Il y a 100 ans naissait Jean-Pierre Philippe Salomons, rejeton éblouissant
d’un famille d’artistes et d’amoureux de la scène. Il y a 10 ans celui qui
avait pris pour nom de scène Jean-Pierre Aumont nous quittait.
Double anniversaire pour cette figure rayonnante et séduisante du cinéma,
qui fut aussi un héros de la France Libre et de la lutte contre l’occupant.
Celui qui avait tourné avec Cocteau, Carné, Duvivier, celui qui fut à
l’affiche de films mythiques comme La Machine infernale (1934), Maria
Chapdelaine (1934) ou Hôtel du Nord (1938), celui qui tourna avec
Madeleine Barrault ou Jean Gabin, eut une carrière internationale trop
méconnue. Il était beau, attirant, séducteur : toute jeune fille née avant
1920 place Jean-Pierre Aumont dans son panthéon amoureux, aux côtés
de l’autre « fiancée » du cinéma que fut Danièle Darrieux.
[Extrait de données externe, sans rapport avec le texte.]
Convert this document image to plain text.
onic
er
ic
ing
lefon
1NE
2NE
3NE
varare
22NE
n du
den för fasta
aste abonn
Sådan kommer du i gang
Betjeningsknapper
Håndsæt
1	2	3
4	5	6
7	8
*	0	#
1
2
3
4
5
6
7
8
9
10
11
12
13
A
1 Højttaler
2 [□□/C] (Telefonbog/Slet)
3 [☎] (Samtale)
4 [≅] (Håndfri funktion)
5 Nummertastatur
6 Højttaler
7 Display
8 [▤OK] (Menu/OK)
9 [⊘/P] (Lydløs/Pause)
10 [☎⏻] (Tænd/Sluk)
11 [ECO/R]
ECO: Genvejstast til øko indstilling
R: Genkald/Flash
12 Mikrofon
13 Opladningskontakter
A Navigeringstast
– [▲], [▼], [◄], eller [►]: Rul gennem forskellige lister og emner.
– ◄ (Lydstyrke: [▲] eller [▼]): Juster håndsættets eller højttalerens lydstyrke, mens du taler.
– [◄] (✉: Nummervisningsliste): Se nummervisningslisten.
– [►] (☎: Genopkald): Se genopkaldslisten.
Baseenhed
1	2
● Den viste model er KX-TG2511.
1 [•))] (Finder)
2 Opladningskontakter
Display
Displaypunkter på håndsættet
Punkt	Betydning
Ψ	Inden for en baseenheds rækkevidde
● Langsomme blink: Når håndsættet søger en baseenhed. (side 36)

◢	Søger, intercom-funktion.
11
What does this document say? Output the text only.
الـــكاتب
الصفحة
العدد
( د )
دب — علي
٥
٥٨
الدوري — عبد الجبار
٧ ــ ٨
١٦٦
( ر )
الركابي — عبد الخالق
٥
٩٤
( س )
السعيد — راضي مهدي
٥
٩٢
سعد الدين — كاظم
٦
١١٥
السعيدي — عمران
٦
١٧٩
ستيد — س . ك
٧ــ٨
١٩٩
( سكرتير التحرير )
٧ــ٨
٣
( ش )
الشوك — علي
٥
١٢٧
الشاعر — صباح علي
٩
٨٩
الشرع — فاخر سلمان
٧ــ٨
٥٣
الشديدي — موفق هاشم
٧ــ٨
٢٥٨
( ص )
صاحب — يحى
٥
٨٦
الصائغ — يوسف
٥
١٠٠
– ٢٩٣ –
Il fut de la
trempes des icones du cinéma avec la part de rêve et de mythologie qui
les entourent.
Avant d’incarner en 1973 un séducteur flamboyant, play boy de la « vieille
école », dans cette Nuit américaine en forme d’hymne complice et
d’hommage au cinéma, sa vie d’acteur est celle d’une longue journée
américaine faite de tournées théâtrales de tournages avec Gene Kelly,
Jack Conway ou Spencer Tracy. Sa carrière de part et d’autre de
l’Atlantique signe le tragique de l’existence en même temps que le
rayonnement de cet acteur qui avait tout d’un gentleman traversant la vie
avec héroïsme sans avoir l’air d’y toucher, sans y croire tout à fait.
Comme Fritz Lang, celui qui avait quitté une Europe livrée au joug nazi et à
la politique raciale, celui qui fut un résistant engagé et un combattant de la
Liberté, retrouva le chemin de la création au pays de Jefferson, qu’il côtoya
en 1994 – ironie de l’histoire - dans un film de James Ivory aux côtés de
Nick Nolte. Le plus américain des séducteurs français sut incarner les rôles
de jeune premier déterminés et optimistes. Il sut aussi traduire la
mélancolie teintée d’amusant, campant le cardinal de Rohan dans le Si
Versailles m’était compté de Guitry. Il sut aussi être une vedette du petit
écran, des Chevaliers du ciel dans les années 60 au comte de Monte-
Cristo de Josée Dayan, plus récemment. Celui qui fut le « prince charmant
du cinéma » fut aussi un merveilleux acteur de la maturité, icône passée
au charme éternel, dans les films qu’il tourna avec Boisset, Lelouch ou
Chabrol. Après avoir créé le rôle au théâtre (1976), il fut « le fils »,
tellement charmant et si mélancolique, dans Des journées entières dans
les arbres de Marguerite Duras,
Sa personnalité et sa compagnie étaient exquise, toutes de gentillesse
détachée, de politesse, de réserve distinguée. Une étoile ne s’éteint
jamais : elle répand son halo de lumière et son aura dans le temps long de
la vie d’artiste. Celui qui fréquenta Gene Kelly, Hedy Lamarr ou Vivian
Leigh fut une traduction du « rêve américain ». Il fut aussi l’expression de
la puissance magnétique de l’écran et du cinéma de l’âge d’or, celui qui
forgea les stars et les étoiles auxquelles l’acteur de Jean de la Lune (1931)
– son premier film – était quasiment prédestiné.